Partizan ve Partizan Şehit ve Tutsak Aileleri’nin çağrısıyla sabahın erken saatlerinden itibaren İstanbul, Ankara, İzmir, Erzingan, Mersin ve Dersim’in ilçelerinden çok sayıda kişi Sanat Sokağı’nda öğle saatlerinde gerçekleşecek eylem için toplanmaya başladı.
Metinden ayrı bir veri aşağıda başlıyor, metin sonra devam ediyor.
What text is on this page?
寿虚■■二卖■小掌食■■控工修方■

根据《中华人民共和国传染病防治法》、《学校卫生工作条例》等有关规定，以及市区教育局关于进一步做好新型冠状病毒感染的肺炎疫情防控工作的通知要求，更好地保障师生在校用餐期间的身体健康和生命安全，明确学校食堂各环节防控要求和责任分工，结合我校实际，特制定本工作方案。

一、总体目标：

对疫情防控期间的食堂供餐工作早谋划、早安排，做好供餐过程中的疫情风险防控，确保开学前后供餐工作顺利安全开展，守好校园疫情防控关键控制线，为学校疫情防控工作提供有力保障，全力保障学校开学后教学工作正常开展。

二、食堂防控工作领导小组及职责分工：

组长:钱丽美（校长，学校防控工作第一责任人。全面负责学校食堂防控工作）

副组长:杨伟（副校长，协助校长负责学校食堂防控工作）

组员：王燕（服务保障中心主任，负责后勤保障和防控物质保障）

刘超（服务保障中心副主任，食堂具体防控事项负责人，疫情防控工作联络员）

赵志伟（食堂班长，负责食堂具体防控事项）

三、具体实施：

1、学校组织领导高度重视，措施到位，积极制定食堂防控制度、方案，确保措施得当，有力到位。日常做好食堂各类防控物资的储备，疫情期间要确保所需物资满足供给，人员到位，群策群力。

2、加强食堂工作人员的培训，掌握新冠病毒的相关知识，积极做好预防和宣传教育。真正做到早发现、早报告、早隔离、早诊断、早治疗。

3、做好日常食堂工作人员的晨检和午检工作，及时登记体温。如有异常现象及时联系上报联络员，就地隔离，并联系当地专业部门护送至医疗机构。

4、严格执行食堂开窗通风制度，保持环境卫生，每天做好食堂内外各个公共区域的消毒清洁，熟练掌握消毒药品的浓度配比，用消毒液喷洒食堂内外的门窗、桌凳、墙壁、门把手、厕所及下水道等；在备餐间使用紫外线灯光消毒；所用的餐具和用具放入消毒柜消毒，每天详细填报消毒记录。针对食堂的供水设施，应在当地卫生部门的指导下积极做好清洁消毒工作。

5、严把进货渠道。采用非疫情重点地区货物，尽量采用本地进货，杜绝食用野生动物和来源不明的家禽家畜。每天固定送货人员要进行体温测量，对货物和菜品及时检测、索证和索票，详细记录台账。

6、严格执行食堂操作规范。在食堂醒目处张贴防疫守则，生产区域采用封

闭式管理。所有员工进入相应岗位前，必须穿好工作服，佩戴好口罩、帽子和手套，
İstanbul’dan gelenler Sanat Sokağı’na “Beşler yaşıyor, kavga sürüyor”, “Kadınlar kavgayı büyütüyor”, “Gerillalar ölmez, yaşasın halk savaşı” vb. sloganlarla girdi ve bekleyişini burada sürdürdü.
“Kafanı kaldır, misafirlerine bak Fatma!”
Anma töreni ilk olarak 5 Kızıl Karanfil’den Fatma Acar’ın cenazesi için ailesinin talebi üzerine Dersim Merkez Camii’ne götürülmesi ile başlandı. Hastaneden alınan Acar, annesinin dua ve ilahileriyle camiye getirildi. Yüzlerce yoldaşı onu burada da yalnız bırakmadı.
Acar’ın annesi Fadile Ana, “Anne kurbane! Kıyamam, yatıyorsun, sesini çıkarmıyorsun. Kafanı kaldır, misafirlerine bak. Hoş geldin de kızım. Hepiniz hoş geldiniz, Fatma’nın yerine ben söyleyeyim size. Var olun, iyi ki geldiniz” dediğinde kitle gözyaşlarını tutamadı.
“Sana bu yakışmıyor. Sana gelinlik yakışıyor. Kızım, gözünü aç, anne kurban olsun. Onu öpün, o değerlidir, kıymetlidir” diyen annenin dualarının ardından cenaze namazı kılındı.
Daha sonra Fatma’nın tabutu, aralarında Yeni Demokrat Kadınlar’ın da bulunduğu kadınlar tarafından omuzlanarak “Gerillalar ölmez, yaşasın halk savaşı”, “Şehîd namirin”, “Kadınlar kavgayı büyütüyor” vb. sloganları cenaze aracına taşındı. Cenaze aracı, çok sayıda araç eşliğinde konvoy halinde, Fatma’yı bekleyen diğer 4 kadın yoldaşını almak için devlet hastanesine doğru yola çıkarıldı. Kitlenin bir kısmı da sloganlarla Sanat Sokağı’na döndü.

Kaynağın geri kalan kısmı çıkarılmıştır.